ただ、のれん償却費等の影響を受けないEBITDAの売上収益比率でみても5.8%(前期は5.3%)に向上する想定となっており、オーガニック成長による収益性の改善を見込んでいる。


事業別のオーガニック成長とその前提は以下のとおりである。

1)「国内技術系アウトソーシング事業」は約83億円のオーガニック成長を見込んでいる。
エンジニア不足や「2018年問題」(2015年改正の労働者派遣法)の顕在化が進む中で、業界淘汰への対応とKENスクールの活用が業績の伸びをけん引する見通しである。
特に、業界淘汰への対応については、事業継続が困難となる派遣会社のM&Aや派遣社員の転籍集約を拡大する方針のもと、中小派遣会社を取り込むためのJV会社を設立した。
2017年12月末の在籍人数を8,566名(前期末比2,500名増)と想定しているが、その内訳として、「転籍集約・M&A」による在籍人数を315名(前期末比200名増)、KENスクール活用スキームを2,810名(同1,300名増)、新卒を1,475名(同600名増)、一般採用を3,966名(同400名増)と見込んでいる。


2)「国内製造系・管理系アウトソーシング事業」は合算で約101億円のオーガニック成長を見込んでいる。
2つの「2018年問題」の顕在化が進むなかで、PEOスキームによるメーカー直接雇用の期間社員の転籍受け入れをさらに加速させるとともに、外国人技能実習生の管理業務受託についても、これまでの実績や実習生監理団体との連携、アジアの現地実習生送り出し機関とのパイプ等を生かして拡大を図る方針である。
2017年12月末の在籍人数(合算)は19,000名(前期末比6,983名増)を想定しているが、そのうち、PEOスキームによる在籍人数を10,000名(前期末比4,481名増)、外国人技能実習生※を5,100名(同2,487名増)、一般採用、新卒等を3,900名(同15名増)と見込んでいる。


※外国人技能実習生は同社の雇用ではなく顧客の雇用となるが、その管理業務を同社が受託するため、在籍人数に便宜的にカウントしている。
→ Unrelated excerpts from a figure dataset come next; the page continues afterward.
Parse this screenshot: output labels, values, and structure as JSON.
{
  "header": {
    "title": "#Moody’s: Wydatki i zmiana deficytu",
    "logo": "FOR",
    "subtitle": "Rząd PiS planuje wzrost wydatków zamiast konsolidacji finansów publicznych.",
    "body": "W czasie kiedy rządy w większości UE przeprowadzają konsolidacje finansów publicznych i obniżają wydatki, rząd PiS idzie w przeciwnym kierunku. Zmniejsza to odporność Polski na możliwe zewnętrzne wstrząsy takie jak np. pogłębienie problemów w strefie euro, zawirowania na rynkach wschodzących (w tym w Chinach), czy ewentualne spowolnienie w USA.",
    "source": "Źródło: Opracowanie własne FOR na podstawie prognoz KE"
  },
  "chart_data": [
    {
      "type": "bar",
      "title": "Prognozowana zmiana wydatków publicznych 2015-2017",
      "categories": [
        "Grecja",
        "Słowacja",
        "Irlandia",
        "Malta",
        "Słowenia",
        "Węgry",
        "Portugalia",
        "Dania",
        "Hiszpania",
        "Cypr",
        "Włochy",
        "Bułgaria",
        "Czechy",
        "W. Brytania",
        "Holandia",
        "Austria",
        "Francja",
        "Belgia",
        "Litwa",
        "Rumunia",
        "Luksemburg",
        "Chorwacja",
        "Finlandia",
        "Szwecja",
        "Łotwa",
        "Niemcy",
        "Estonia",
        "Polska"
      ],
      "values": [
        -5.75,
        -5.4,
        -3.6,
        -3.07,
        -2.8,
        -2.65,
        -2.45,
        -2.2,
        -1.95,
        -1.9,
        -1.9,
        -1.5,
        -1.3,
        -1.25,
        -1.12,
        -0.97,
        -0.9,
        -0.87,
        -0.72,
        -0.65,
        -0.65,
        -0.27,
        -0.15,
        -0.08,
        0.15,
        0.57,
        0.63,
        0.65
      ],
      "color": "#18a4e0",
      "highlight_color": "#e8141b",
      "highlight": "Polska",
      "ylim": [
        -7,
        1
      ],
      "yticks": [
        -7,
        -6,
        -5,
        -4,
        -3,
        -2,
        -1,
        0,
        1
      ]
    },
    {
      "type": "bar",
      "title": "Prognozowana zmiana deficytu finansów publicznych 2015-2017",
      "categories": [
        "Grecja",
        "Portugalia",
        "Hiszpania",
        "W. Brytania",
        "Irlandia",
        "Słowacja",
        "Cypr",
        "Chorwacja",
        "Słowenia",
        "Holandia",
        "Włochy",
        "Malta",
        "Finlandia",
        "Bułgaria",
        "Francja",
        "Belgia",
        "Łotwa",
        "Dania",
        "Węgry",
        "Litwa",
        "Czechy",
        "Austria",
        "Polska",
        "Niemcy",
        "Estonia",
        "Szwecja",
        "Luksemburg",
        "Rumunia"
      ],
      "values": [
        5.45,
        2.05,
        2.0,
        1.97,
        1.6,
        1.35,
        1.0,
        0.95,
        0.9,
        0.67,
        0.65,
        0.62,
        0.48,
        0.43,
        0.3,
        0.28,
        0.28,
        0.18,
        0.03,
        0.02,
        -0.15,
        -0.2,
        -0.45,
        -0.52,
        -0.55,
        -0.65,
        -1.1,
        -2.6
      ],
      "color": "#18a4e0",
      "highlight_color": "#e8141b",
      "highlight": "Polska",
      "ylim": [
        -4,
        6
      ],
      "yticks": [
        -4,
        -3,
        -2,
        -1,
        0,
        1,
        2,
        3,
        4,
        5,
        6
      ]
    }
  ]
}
3)「海外事業」は合算で約171億円のオーガニック成長を見込んでいる(前期M&Aの通年寄与による上乗せ128億円を含む)。
英国の中央政府・地方政府の各種業務のBPO事業、オーストラリア政府等の公共機関が顧客となる刑務所や空港等の公共施設での各種アウトソーシング事業、アジアにおける欧州や現地の大手企業が顧客となるペイロール事業へのバックアップ強化により現地各社の成長加速を図るとともに、グループ各社が各国で行っている政府系事業の相互展開を強力に推進することによりシナジー最大化を目指す方針である。


4)「米軍基地向けサービス等」は約12億円のオーガニック成長を見込んでいる(当期からスタートするAECによる米軍基地施設や設備の改修・メンテナンス事業は除く)。
国内の当社グループ営業ネットワークを活用し、全国各地で20ヶ所超の主要米軍基地へ展開する方針である。


弊社では、M&Aによる上乗せ分は実績内の水準であることや、オーガニックな成長についても外部要因及び内部要因の両面から判断して、決して高いハードルではないとみている。
したがって、業績の上振れの可能性にも注意が必要だろう。
また、来期以降の成長に向けて、これまで買収してきた企業を含めた事業体制の確立及びシナジー創出のほか、投資回収期間の短縮や財務改善に向けた進捗に注目している。